The primary target organ for TTV replication is still ambiguous, yet several sites including liver, bone marrow, lung, lymphoid tissue, blood mononuclear cells and granulocytes have been identified, suggesting a wide host cell tropism [35]. Due to high DNA levels of TTV in saliva, the oropharyngeal region has been investigated as a potential target for infection [4]. Elevated TTV levels have been detected in potential premalignant lesions of oral carcinoma [36] and in tooth supporting tissues of patients with periodontitis [37]. Considering oral host cell, TTV has been detected in oral epithelial cell cytoplasm by in-situ method [38] without a specific disease association. This is also the case in this study regarding dental pulp, which could suggest a low copy TTV presence being a part of the tissue virome rather than a trigger for inflammation in this context.

This study also has its limitations. First, the small cohort size may impact the generalizability of the findings. Second, the TTV RISH probe was targeted only at DNA, while the probe for B19V was not selective between mRNA and DNA [14]. Moreover, although we employed an mRNA-specific probe for HHV7, it yielded no signal due to low transcription or absence of it. The detection of viral DNA by qPCR or RISH alone does not confirm viral activity, highlighting the need for further investigations, such as mRNA studies, to accurately conclude this. Third, the strictly anonymized data of the study posed some challenges, such as the lack of clinical information of accompanying medical conditions, especially in oral cavity. Including that would be both insightful and valuable, as it could uncover potential connections between health events and the viruses found in the pulp.

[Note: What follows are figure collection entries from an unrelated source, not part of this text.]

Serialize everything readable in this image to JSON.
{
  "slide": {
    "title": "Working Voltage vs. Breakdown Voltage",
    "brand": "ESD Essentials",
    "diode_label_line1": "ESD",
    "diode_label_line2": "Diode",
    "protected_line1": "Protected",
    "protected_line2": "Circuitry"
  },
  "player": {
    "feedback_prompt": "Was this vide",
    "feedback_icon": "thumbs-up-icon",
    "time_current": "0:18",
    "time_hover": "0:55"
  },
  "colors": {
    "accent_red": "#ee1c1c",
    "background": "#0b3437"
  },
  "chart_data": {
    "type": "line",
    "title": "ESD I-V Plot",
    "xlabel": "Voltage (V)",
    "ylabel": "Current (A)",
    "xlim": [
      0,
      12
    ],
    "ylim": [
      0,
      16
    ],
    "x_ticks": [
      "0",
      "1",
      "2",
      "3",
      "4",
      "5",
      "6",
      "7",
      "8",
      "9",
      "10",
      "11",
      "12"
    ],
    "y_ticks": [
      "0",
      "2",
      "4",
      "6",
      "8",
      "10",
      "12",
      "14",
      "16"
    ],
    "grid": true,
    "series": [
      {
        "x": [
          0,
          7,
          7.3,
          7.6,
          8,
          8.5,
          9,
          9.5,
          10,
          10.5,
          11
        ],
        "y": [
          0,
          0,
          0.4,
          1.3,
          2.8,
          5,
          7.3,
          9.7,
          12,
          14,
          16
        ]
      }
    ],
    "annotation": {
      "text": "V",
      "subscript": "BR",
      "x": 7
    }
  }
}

Despite these limitations, the study’s strength lies in the use of well-preserved clinical specimens, where DNA virus in-situ distribution has not been thoroughly explored before. According to these findings, non-inflamed dental pulp can harbor virus DNA without morphological changes to the tissue. This result indicates viral persistence rather than direct pathogenic effect and thus provides information on viral prevalence and tissue preference in the pulp, which is crucial for comprehending the broader impact of viruses on infections in this anatomical site, where pathogen invasion normally leads to inflammation and necrosis. Thus, by screening for a diverse group of viruses in this patient material, we have gained valuable insights into the association of virome in normal pulp tissue free from inflammation or disease, establishing a baseline for future research.

Funding Statement

This study received funding by Finnish Dental Society Apollonia under the grant number [20230002], and by Minerva Foundation under the grant number [122]. Open access was funded by Helsinki University Library. All authors have read the manuscript and approved publication.

Disclosure statement

No potential conflict of interest was reported by the author(s).

Author contributions

Conceptualization: O.I.M., T.S., M.M. Investigation: O.I.M., S.H., J.W. Supervision: M.M., T.S. Formal Analysis: O.I.M., S.H. M.M., J.W. Visualization: O.I.M Writing – Original Draft Preparation: O.I.M, M.M Writing – Review & Editing: all authors.

Ethical approval

This study was conducted in accordance with the ethical standards of the institutional research ethics committee (Ethical Committee of the Northern Ostrobothnia Hospital District, record number: 23–2003), and with the 1975 Helsinki Declaration and its later amendments.